Darısı “bizim” çocuklarımıza!
SonTurkHaber.com, Halktv kaynağından alınan bilgilere dayanarak bilgi paylaşıyor.
Dün 10 Ekim’di. Yani 2015 yılındaki Ankara Gar Katliamının 10. yılı.
Katliamda hayatını kaybeden 101 kişiyi anmak isteyenler her yıl olduğu gibi polisin biber gazı gösterisiyle karşılandı.
Hiç dinmeyen ve hiç dinmeyecek acıların yanında biber gazının acısı neydi ki!!

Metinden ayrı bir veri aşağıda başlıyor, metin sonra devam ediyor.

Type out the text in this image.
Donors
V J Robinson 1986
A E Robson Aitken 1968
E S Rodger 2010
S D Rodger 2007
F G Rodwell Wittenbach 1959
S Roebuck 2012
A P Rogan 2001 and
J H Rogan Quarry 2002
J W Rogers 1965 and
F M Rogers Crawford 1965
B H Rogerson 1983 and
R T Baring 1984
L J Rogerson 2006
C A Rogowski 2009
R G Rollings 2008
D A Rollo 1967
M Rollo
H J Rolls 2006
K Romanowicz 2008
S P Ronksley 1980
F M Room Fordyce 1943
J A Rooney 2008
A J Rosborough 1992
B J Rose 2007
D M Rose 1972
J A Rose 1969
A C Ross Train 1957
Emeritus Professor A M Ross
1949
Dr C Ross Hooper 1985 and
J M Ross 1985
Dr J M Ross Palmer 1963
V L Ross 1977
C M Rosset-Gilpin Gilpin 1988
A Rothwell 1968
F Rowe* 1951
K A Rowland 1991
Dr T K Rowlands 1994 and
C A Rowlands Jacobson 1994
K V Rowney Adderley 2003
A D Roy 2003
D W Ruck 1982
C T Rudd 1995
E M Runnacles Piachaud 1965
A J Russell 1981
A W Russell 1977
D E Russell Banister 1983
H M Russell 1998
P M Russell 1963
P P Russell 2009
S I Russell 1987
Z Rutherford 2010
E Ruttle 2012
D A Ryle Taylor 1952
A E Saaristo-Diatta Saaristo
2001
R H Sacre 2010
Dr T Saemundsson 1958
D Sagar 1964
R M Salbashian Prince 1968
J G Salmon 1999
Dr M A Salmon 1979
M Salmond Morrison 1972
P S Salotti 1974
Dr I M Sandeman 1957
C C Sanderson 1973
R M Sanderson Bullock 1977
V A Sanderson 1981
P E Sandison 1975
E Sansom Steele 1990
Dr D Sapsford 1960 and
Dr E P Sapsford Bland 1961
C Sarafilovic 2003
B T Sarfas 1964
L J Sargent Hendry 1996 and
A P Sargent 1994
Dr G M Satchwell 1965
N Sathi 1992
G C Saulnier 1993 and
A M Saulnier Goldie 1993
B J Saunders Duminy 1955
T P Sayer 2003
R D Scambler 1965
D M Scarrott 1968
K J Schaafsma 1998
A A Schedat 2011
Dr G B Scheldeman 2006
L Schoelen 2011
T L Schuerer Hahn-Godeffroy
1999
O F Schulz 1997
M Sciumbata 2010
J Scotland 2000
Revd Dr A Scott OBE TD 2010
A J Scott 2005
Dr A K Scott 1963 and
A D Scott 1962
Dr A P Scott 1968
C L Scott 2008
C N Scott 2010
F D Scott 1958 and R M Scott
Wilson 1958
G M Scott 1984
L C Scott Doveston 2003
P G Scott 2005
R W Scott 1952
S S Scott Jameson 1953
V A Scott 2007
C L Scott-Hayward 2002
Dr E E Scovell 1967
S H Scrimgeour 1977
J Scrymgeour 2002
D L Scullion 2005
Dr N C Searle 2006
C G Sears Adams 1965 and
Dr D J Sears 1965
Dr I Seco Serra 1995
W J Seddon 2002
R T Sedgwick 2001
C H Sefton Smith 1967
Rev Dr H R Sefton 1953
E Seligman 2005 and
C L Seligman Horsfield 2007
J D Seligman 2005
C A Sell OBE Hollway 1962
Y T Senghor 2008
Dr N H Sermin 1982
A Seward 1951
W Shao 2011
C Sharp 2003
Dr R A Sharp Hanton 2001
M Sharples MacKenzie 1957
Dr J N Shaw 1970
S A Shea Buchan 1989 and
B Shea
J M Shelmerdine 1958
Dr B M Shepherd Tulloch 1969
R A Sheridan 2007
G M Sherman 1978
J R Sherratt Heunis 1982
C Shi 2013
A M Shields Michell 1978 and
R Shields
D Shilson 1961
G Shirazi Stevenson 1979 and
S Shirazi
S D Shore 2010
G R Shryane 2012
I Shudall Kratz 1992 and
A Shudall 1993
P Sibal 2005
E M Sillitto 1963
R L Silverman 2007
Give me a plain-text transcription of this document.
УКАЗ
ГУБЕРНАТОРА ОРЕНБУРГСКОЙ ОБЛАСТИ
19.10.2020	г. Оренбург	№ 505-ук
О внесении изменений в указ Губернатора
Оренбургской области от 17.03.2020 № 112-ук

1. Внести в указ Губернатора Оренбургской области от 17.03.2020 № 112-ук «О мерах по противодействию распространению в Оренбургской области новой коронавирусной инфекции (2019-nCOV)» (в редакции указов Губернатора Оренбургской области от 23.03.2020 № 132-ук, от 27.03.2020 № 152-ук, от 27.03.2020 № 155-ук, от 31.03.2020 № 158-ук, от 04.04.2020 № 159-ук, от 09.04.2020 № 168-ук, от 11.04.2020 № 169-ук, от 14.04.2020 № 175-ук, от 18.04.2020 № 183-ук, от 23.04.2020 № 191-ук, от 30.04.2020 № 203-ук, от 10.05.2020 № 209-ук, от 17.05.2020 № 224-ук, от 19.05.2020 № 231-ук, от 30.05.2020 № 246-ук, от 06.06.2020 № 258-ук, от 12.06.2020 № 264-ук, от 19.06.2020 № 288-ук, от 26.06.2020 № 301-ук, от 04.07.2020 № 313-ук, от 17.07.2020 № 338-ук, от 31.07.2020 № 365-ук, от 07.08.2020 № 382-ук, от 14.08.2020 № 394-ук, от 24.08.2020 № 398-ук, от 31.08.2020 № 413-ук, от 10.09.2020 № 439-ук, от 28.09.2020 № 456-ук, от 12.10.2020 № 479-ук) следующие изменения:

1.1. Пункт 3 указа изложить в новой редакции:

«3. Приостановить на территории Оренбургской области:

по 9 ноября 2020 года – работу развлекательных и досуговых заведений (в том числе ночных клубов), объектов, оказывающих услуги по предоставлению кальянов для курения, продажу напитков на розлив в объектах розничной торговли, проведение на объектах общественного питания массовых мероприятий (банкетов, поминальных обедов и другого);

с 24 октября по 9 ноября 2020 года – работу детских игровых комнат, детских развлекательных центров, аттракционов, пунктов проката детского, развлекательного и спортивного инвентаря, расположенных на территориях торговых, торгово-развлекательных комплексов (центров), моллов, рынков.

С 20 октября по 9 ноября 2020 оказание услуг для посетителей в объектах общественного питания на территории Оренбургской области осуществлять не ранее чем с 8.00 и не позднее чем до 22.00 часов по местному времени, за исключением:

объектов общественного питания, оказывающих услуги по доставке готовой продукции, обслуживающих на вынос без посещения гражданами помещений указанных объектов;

Hele t24 sitesinin hatırlattığı Veysel’in öyküsünün yanında!
Katliamın en küçük kurbanlarından 9 yaşındaki Veysel Atılgan için Anayasa Mahkemesi, 10 yıl sonra şöyle bir karara imza atmıştı.
Veysel ölmüştü ölmesine de, “yaşam hakkı ihlal edilmemişti.”
Nasıl yani diyeceksiniz! Demeyin.
Birazdan, okurken delirdiğim haberin ayrıntılarını anlatacağım.
Ama önce, tam da Gazzeli bebekler, çocuklar artık bombalardan ve en fecisi de açlıktan ölmeyecek diye sevinirken bizim buralardan karşıma çıkan görüntüleri ve notları paylaşacağım.
Sosyal medyadan nefret eden iktidar mensuplarını anlıyorum. Kralın çıplak olduğunu gösteren ayna gibi!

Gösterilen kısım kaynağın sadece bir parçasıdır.